Kejahatan di dunia maya menjadi salah satu kejahatan terbesar di Indonesia.

http://www.cnnindonesia.com
Tercatat dari 1.627 kasus yang ditangani pihak kepolisian, 1.207 kasus merupakan kasus cyber crime atau kejahatan di dunia maya dan sebanyak 699 telah diselesaikan oleh aparat kepolisian.
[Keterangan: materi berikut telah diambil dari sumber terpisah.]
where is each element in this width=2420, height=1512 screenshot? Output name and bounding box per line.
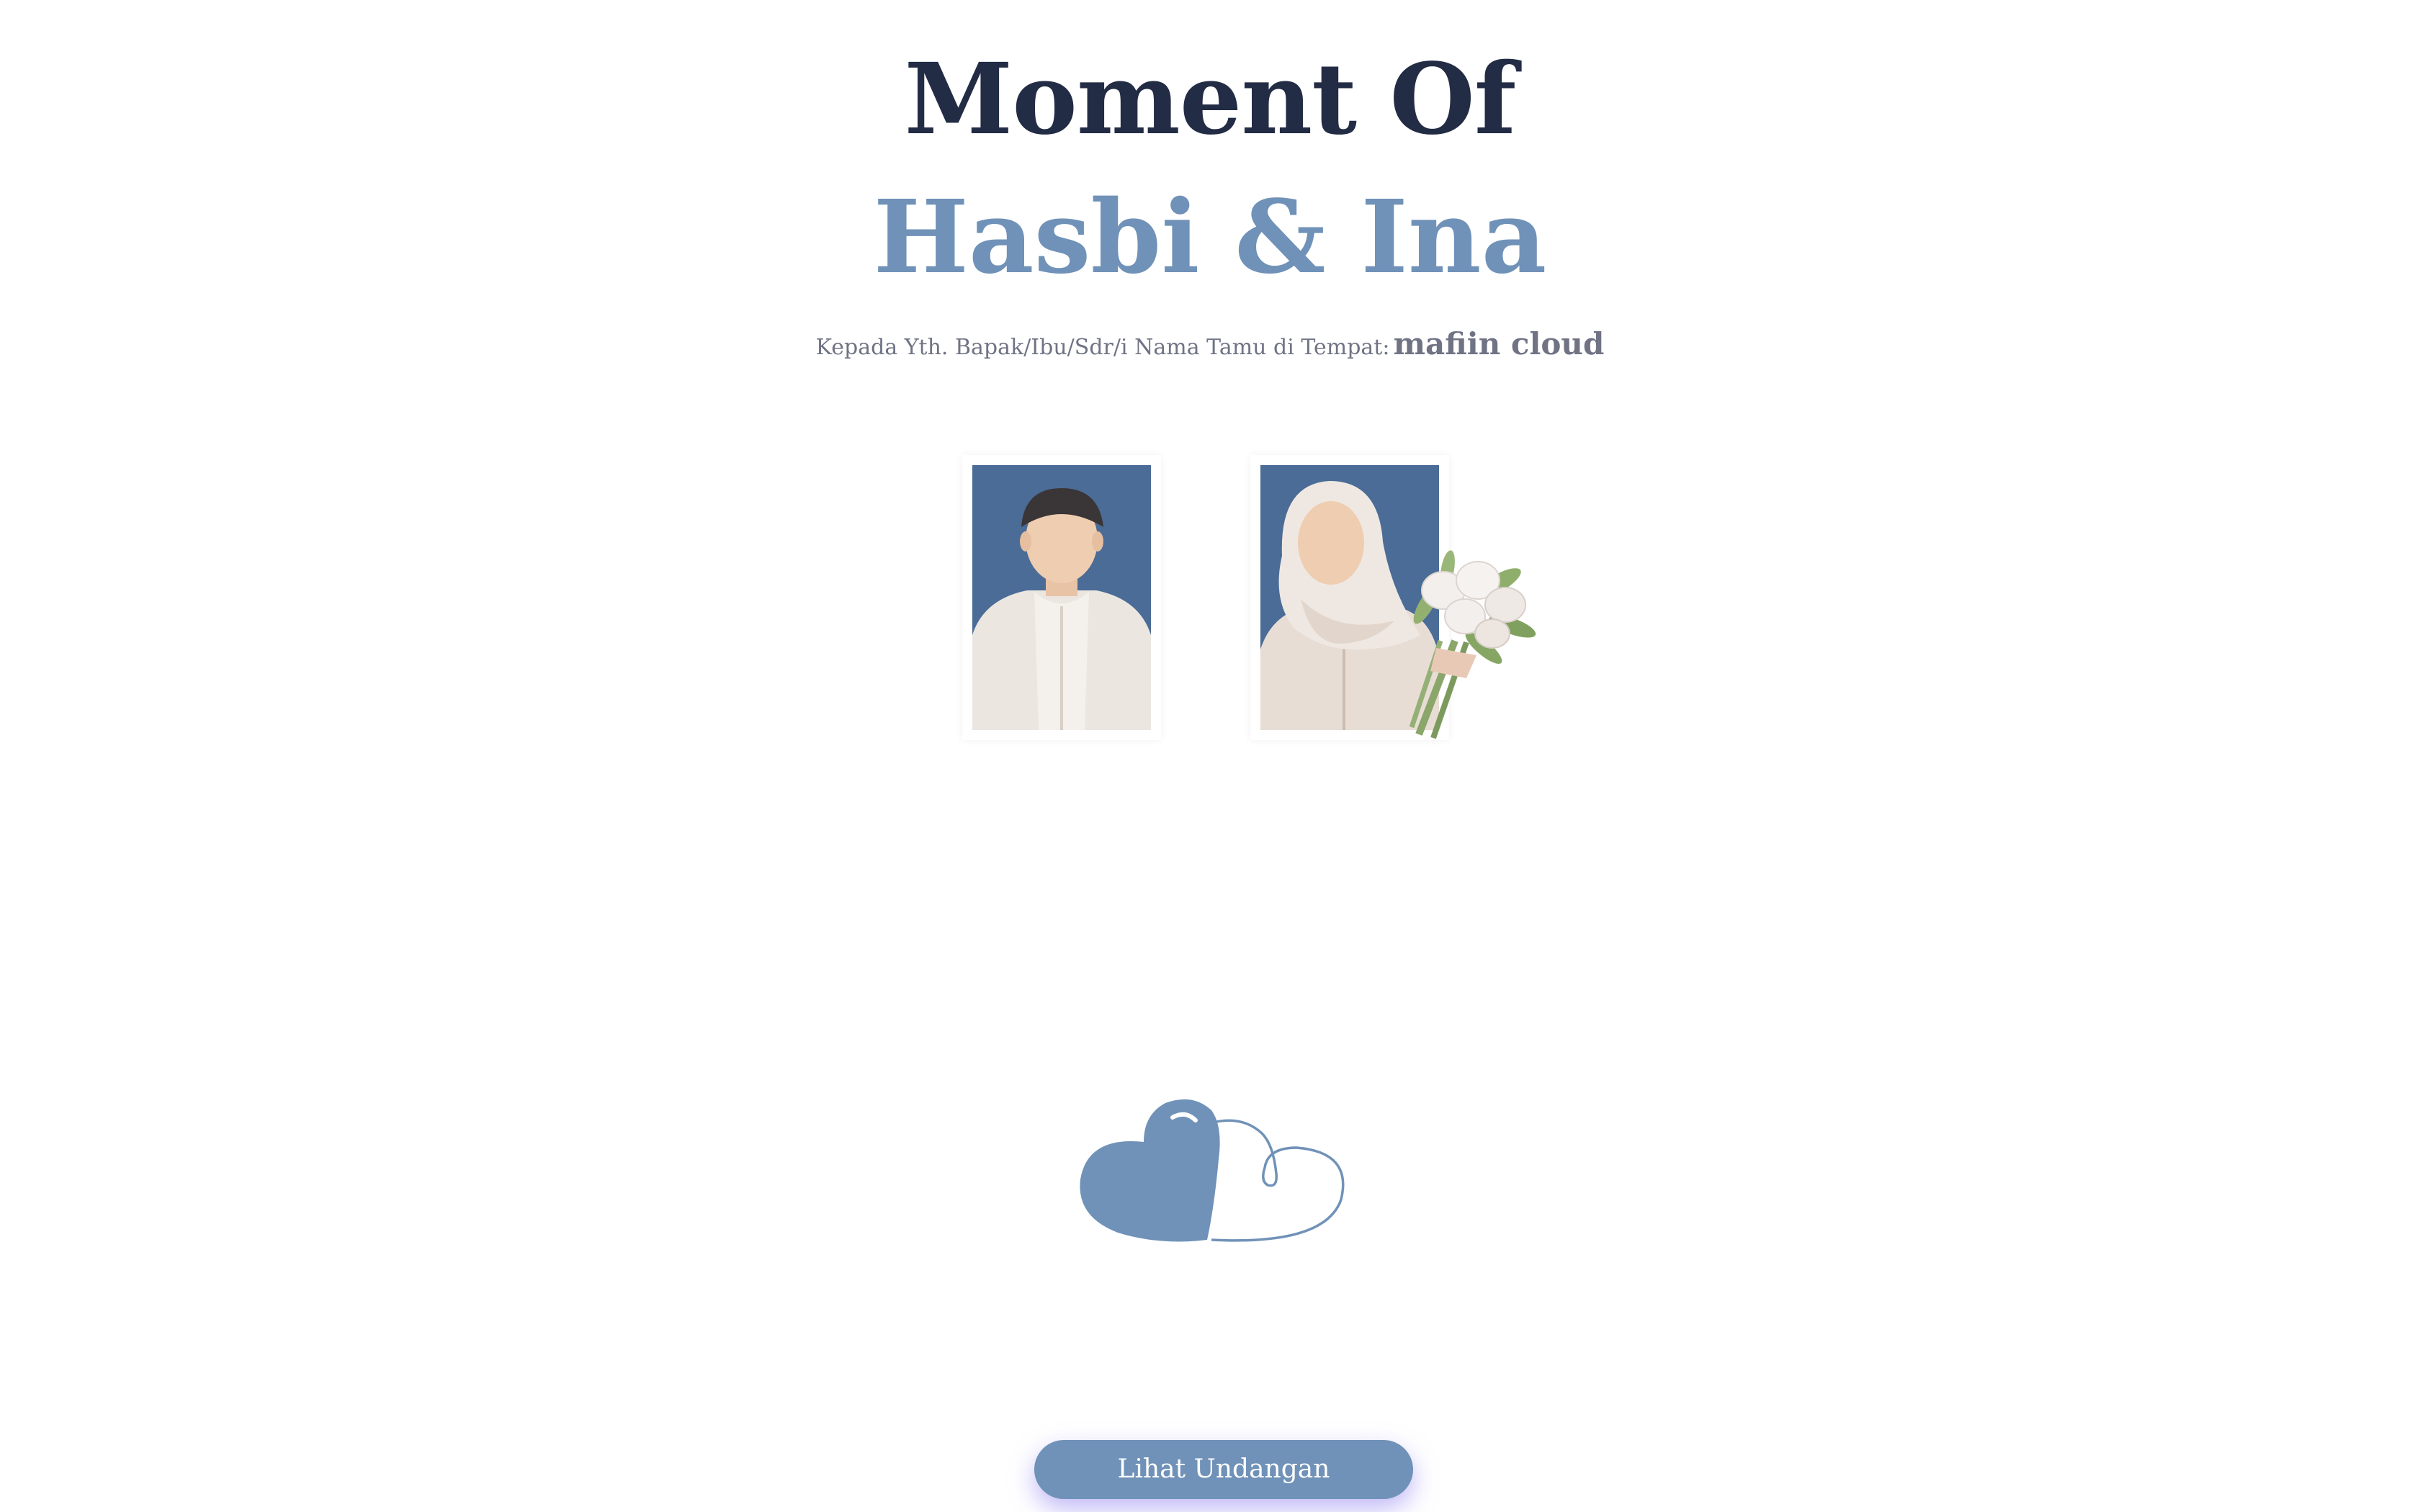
bouquet-illustration-icon [1409,550,1536,739]
view-invitation-button[interactable]: Lihat Undangan [1034,1440,1413,1499]
guest-greeting: Kepada Yth. Bapak/Ibu/Sdr/i Nama Tamu di… [0,323,2420,372]
groom-illustration-icon [972,465,1151,730]
title-moment-of: Moment Of [904,42,1517,157]
double-heart-icon [1080,1099,1345,1242]
guest-greeting-prefix: Kepada Yth. Bapak/Ibu/Sdr/i Nama Tamu di… [815,335,1390,360]
invitation-cover: Moment Of Hasbi & Ina Kepada Yth. Bapak/… [0,0,2420,1512]
groom-photo [962,455,1161,740]
guest-name: mafiin cloud [1393,326,1605,361]
couple-names: Hasbi & Ina [873,179,1547,297]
Melihat data tersebut kejahatan di dunia maya menjadi kasus serius yang ditangani oleh Direskrimus Polda Metro Jaya pada tahun 2016.




"Dari lima direktorat, cyber crime tertinggi," ungkap Dir Krimsus Polda Metro Jaya, Kombes Pol Wahyu Hadiningrat, di Jakarta, pada wawancara Jumat malam 30 Desember 2016.

Adapun lima direktori yang dimaksud yakni :
1.    Subdit 1 Indag atau Industri dan Perdagangan,
2.    Subdit 2 Fismondev atau Fiskal, Moneter dan Devisa,
3.    Subdit 3 Sumdaling atau Sumber Daya Lingkungan,
4.    Subdit 4 Cyber Crime dan
5.    Subdit 5 Korupsi.


"Beberapa kasus cyber crime ada yang sangat menjadi perhatian, di antaranya kasus ujaran kebencian di media sosial Facebook Buni Yani dan kasus provokator kasus Tanjung Balai, Sumatera Utara," ujar Dir Krimsus Polda Metro Jaya.


Selain dua kasusu di atas, berkaitan dengan kasus kejahatan di dunia maya yang paling menonjol adalah provokasi yang dilakukkan pada media social yang memicu provokator jakmania yang mengakibatkan kerusuhan serta penayangan video porno pada videotron di kawasan Prapanca, kebayoran Baru, Jakarta Selatan.